Sem nenhuma relação com a recente eleição para presidente do Brasil, pleito encerrado em 26 de outubro passado, o início da leitura do livro se deu, coincidentemente, em pleno ano eleitoral. Em se tratando de História, sobretudo do Brasil e de Portugal, o assunto sempre me fascina. A leitura, na verdade, tem sido vagarosa, como se estivesse eu a saborear o acessível e coloquial estilo do autor.
Carrega o sugestivo título de capa – 1808 – a seguinte chamada ou subtítulo: “Como uma rainha louca, um príncipe medroso e uma corte corrupta enganaram Napoleão e mudaram a História de Portugal e do Brasil.”

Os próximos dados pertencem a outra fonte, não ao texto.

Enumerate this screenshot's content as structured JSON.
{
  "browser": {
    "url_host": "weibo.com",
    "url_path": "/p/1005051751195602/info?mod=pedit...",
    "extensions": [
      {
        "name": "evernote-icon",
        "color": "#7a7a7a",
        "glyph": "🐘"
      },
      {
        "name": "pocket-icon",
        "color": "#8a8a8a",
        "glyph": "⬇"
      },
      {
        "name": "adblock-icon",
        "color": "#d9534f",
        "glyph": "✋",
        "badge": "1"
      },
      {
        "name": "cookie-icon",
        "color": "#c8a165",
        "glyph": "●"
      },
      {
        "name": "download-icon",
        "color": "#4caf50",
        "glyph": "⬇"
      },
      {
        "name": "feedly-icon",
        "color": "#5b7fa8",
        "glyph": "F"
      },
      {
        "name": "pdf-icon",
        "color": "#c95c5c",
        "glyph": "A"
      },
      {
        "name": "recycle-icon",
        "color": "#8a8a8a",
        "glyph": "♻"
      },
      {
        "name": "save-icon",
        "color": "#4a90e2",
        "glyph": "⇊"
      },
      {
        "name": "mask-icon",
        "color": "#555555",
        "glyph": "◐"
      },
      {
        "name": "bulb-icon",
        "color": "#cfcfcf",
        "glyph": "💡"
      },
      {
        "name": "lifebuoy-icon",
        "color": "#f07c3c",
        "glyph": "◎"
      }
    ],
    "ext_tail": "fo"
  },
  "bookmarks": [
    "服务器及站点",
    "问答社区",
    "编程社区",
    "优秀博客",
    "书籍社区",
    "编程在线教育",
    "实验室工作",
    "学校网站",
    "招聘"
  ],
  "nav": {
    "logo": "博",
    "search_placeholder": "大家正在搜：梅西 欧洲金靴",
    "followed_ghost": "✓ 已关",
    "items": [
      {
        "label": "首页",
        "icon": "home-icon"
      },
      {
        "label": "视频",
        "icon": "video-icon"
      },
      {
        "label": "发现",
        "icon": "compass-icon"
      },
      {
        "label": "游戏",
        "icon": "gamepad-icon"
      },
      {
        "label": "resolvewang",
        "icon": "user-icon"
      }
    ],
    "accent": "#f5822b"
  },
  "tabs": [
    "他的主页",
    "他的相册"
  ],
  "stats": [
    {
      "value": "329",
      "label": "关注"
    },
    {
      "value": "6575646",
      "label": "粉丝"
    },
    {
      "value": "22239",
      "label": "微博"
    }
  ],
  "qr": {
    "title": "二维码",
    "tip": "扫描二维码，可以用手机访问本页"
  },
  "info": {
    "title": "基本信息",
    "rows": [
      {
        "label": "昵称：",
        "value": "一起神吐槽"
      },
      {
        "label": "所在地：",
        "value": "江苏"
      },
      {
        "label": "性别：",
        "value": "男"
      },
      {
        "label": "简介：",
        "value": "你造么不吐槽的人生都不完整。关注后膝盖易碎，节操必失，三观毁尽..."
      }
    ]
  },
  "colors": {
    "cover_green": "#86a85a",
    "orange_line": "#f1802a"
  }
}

Ultimamente, dividindo o disponível tempo entre a leitura do livro e a olhadela na tela do monitor, observo o desespero de um amigo em enviar e-mails a mim e a outras pessoas, dando-nos conta, diariamente, de corrupção e de fraudes em órgãos do Governo Federal. Sua neurose, desde o julgamento do processo do “mensalão” e passando pelas eleições passadas, continua direcionada para dar curso a denúncias e a mensagens sem credibilidade, postas na rede social. Pela sua visível ira, o processo do “mensalão”, por exemplo, deveria assemelhar-se ao auto de fé do tempo da Inquisição espanhola, no final do século XV, que também levava os condenados à fogueira. A esta altura da vida, com definidas convicções políticas, não devo receber lavagem cerebral de ninguém. Pedi-lhe, então, que deletasse o meu favorito dos seus arquivos.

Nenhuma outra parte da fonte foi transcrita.